Bouncing a check or over-drafting an account has always been a bad idea, and in the current economic environment, it may be more costly than ever. Because of that, it's understandable if you want to keep a little bit of a cushion in your checking account. Still, is there such a thing as keeping too much of a cushion? Doing so means shortchanging your savings account, and this can cost you in more ways than one.
The Rising Cost of Overdrafts
Given the challenges being faced by banks, some are increasing the penalties you will pay for overdrafts. These charges can be very steep, often exceeding the amount of a typical accidental overdraft. Even if you have overdraft protection, you may face high interest charges on any overdraft balance. If you don't have this protection you might bounce checks, in which case you'll find creditors particularly unforgiving in this economic environment.

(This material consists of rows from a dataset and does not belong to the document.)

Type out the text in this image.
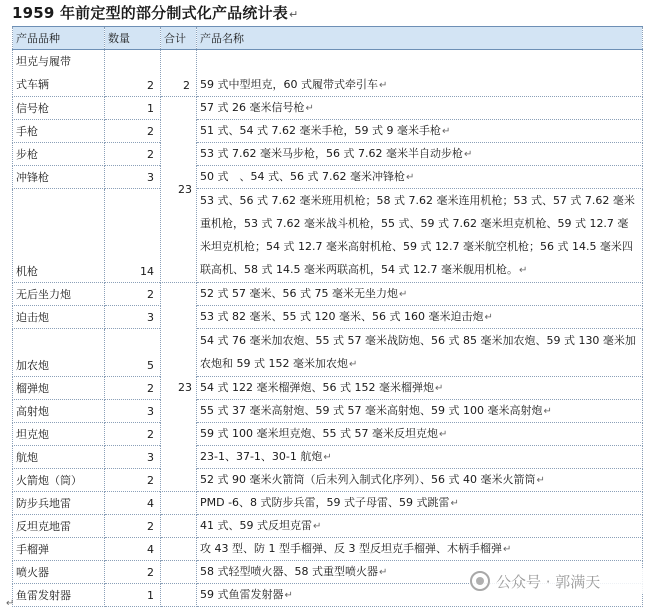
1959 年前定型的部分制式化产品统计表↵
产品品种	数量	合计	产品名称
坦克与履带
式车辆	2	2	59 式中型坦克，60 式履带式牵引车↵
信号枪	1	23	57 式 26 毫米信号枪↵
手枪	2		51 式、54 式 7.62 毫米手枪，59 式 9 毫米手枪↵
步枪	2		53 式 7.62 毫米马步枪，56 式 7.62 毫米半自动步枪↵
冲锋枪	3		50 式　、54 式、56 式 7.62 毫米冲锋枪↵
机枪	14		53 式、56 式 7.62 毫米班用机枪；58 式 7.62 毫米连用机枪；53 式、57 式 7.62 毫米重机枪，53 式 7.62 毫米战斗机枪，55 式、59 式 7.62 毫米坦克机枪、59 式 12.7 毫米坦克机枪；54 式 12.7 毫米高射机枪、59 式 12.7 毫米航空机枪；56 式 14.5 毫米四联高机、58 式 14.5 毫米两联高机，54 式 12.7 毫米舰用机枪。↵
无后坐力炮	2	23	52 式 57 毫米、56 式 75 毫米无坐力炮↵
迫击炮	3		53 式 82 毫米、55 式 120 毫米、56 式 160 毫米迫击炮↵
加农炮	5		54 式 76 毫米加农炮、55 式 57 毫米战防炮、56 式 85 毫米加农炮、59 式 130 毫米加农炮和 59 式 152 毫米加农炮↵
榴弹炮	2		54 式 122 毫米榴弹炮、56 式 152 毫米榴弹炮↵
高射炮	3		55 式 37 毫米高射炮、59 式 57 毫米高射炮、59 式 100 毫米高射炮↵
坦克炮	2		59 式 100 毫米坦克炮、55 式 57 毫米反坦克炮↵
航炮	3		23-1、37-1、30-1 航炮↵
火箭炮（筒）	2		52 式 90 毫米火箭筒（后未列入制式化序列）、56 式 40 毫米火箭筒↵
防步兵地雷	4		PMD -6、8 式防步兵雷，59 式子母雷、59 式跳雷↵
反坦克地雷	2		41 式、59 式反坦克雷↵
手榴弹	4		攻 43 型、防 1 型手榴弹、反 3 型反坦克手榴弹、木柄手榴弹↵
喷火器	2		58 式轻型喷火器、58 式重型喷火器↵
鱼雷发射器	1		59 式鱼雷发射器↵
公众号 · 郭满天
↵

The Hidden Opportunity Cost of Shortchanging the Savings Account
While those are all good reasons to keep a healthy balance in your checking account, you don't want to shortchange your savings account. Savings account interest rates are almost certain to be higher than checking account rates, if you earn anything at all on your checking account. Also, besides not wanting to miss out from savings account interest, you'll probably find that you spend less if you don't keep as much ready money in your checking account.
Finding a Balance
Clearly then, the right balance involves keeping just enough in your checking account to avoid overdrafts, while making sure any excess amounts are routinely transferred to savings. Here are some ideas for doing that:
- Balance your checkbook conscientiously. This means doing it precisely, promptly, and without exception.
- Avoid joint accounts. Even in the best of marriages, communication isn't 100%, and so there is always a possibility you and your spouse will draw on that last $100 at the same time.
- Analyze your spending patterns. Look at how you've used your checking account in the past year, and make a distinction between routine expenses and unusual expenditures. In particular, figure out which of those unusual expenditures were time-sensitive, and which would have allowed for some advance planning.
- Build a budget around your time-sensitive expenditures. For the purposes of figuring out how much you really need in your checking account, you have to figure that for any long-term purchases there should be time to make a transfer from savings before you have to write a check.
- Compare your time-sensitive expenditures to your monthly income. Any excess amount should be earmarked for a routine transfer to your savings account. If you can arrange with your bank to have this happen automatically, so much the better.
- Leave an appropriate safety cushion. Assuming you are living within your means, your monthly income should be covering your routine expenses. Even so, you should still leave a little bit of a cushion in your checking account. This should be somewhere between the amount of your single biggest monthly expenditure, and the total of one month's worth of routine expenses. Anything beyond that is dead money that should be earning savings account interest.
Following these steps should allow you to keep a healthy checking account, while also making sure you don't miss out on the opportunity to earn savings account interest rates.